As an avid sims fan since the end of Sims 1, I've been collecting all of the games, and couldnt wait to pre-order the new medieval spin-off.
If you're considering buying The Sims medieval purely as a sims fan, I would advise against it. If, however, you are a fan of stratagy games such as Civ, or other stratagy-based games, this may be for you.
Although you get the option to controal many characters physical appearences in high quality, Sims 3 standard detail, and you do get to pick 2 traits and 1 fatal flaw for each character, you get very little free style play in Sims Medieval. Through various smaller quests, your goal is to build and run a successful and powerful kingdom, having created the King or Queen sim to begin with after naming your kingdom.
A few small points that, hopefully, will be expanded on and improved by EA in the future but, as of now, are dissapointing:
One-style basic kingdom; you cannot controal the layout or physical appearence of your kingdom. Your goal in the game is to build set, pre-place desagnated buildings, however you cannot re-build, re-shape or majorly change any of these in ways that the average sims fan has come to take for granted.
Very basic choice in clothes & hairstyles; although each type of character (similar to professions in sims 3) has one or two unique outfits, on the whole, there are around 8 outfit choices per profession which, personally, I find dissapointing. You can recolour these, but when compaired to the sheer amount of choice available in previous sims titles, this is just dissapointing
No customize options / downloadable content: one majorly popular factor of previous sims titles has been the community created content available for players to download and share for free. This is not currently available in sims medieval, and, from the game menue screen currently available, doesnt look to be appearing any time soon.
Another major problem I've found is that there is no freeplay or sandbox mode. Having greatly enjoyed the freedom to explore and mess around in the sims, whilst still having my sims fufil their jobs, I found the very strict and limited gameplay in sims medieval to be the biggest dissapointment in the game. You select quests from a set-menue to complete in order to expand your kingdom, sometimes (not always) being given the option of which character will complete this quest. If you spend too much time doing your own thing and exploring, you get negative marks on your quest-trophy (draining it slowly from a starting silver down). However, if you focus too much on the quest at hand and spend no time on your sims needs and personal wants, as well as what is expected of them from their role, you get similar quest draining decreases.
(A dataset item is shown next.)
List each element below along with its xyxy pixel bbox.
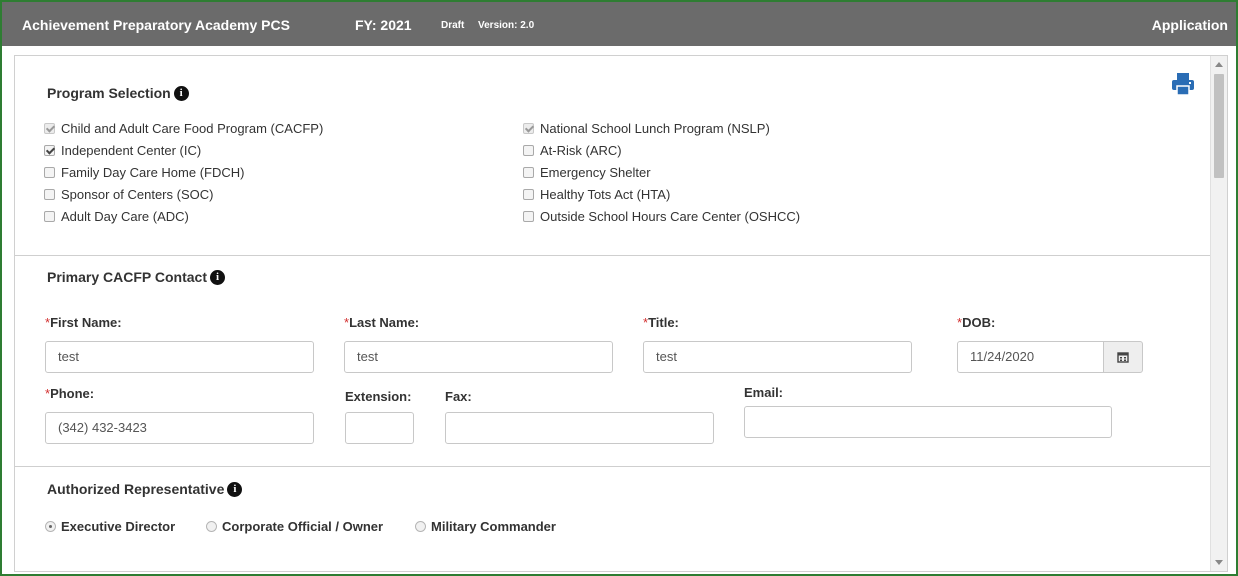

The 'fatal flaw' also became very old very fast. Each sim you create must have 2 traits and 1 fatal flaw. The fatal flaw becomes too overpowering and dictates your characters actions far too much. Drunken sims get a massive -40 mood decrease if you do not give them alcohol each day, sims with a weak constitution get illness after illness without respite, sims who have the romance-based flaw also get the -40 if they do not kiss a sim every 24 hours, etc. Between juggling professions, quests and fatal flaws, there is not much time for your sims to do anything else.
So far, none of my sims have been able to have a family - this could, however, be something you unlock along the 12-playable 'kingdom goals' you gradually unlock the more kingdoms you create and complete, and I know the user guild does say offspring is a possibility - it just seems to be very hard.
The good points?
If you love strategy games and have wanted more in-depth detail than offered by games such as Civ on a smaller scale, then this if for you.
You can controal sims of various professions (King/ Queen, merchant, wizard, bard, spy, healer, preist amoungst others) on individual quests. Each completed quest increases the experience and potentially the level of the individual character, whilst improving your kingdom.
The opening cinematic is beautiful, and the voice over (done by Patrick Steward) is perfect.
I've found the need to complete a quest bypasses the enjoyment of exploring the world created in the sims medieval, as you feel rushed and pushed from quest to quest.
Quests and in-game character reactions are very limited, and become repetative very quickly. After 2 days of gameplay, I am already becoming very frustrated and bored of many of the quests and character dialogue.
Overall, a dissapointment - when looking at it as part of the Sims franchise. If you can forget that it is the sims, and consider it as a bog-standard stratagy game, it's about average. You can get a good 20+ hours of play out of it, though you will more than likely become bored of the repetativeness the limited number of quests produces.
I'd give it a 2.5 - 3 / 5 overall. Beautifully crafted world and clothes, with some clever little details. However, it's too restricted, too repetative, and just is not a sims game.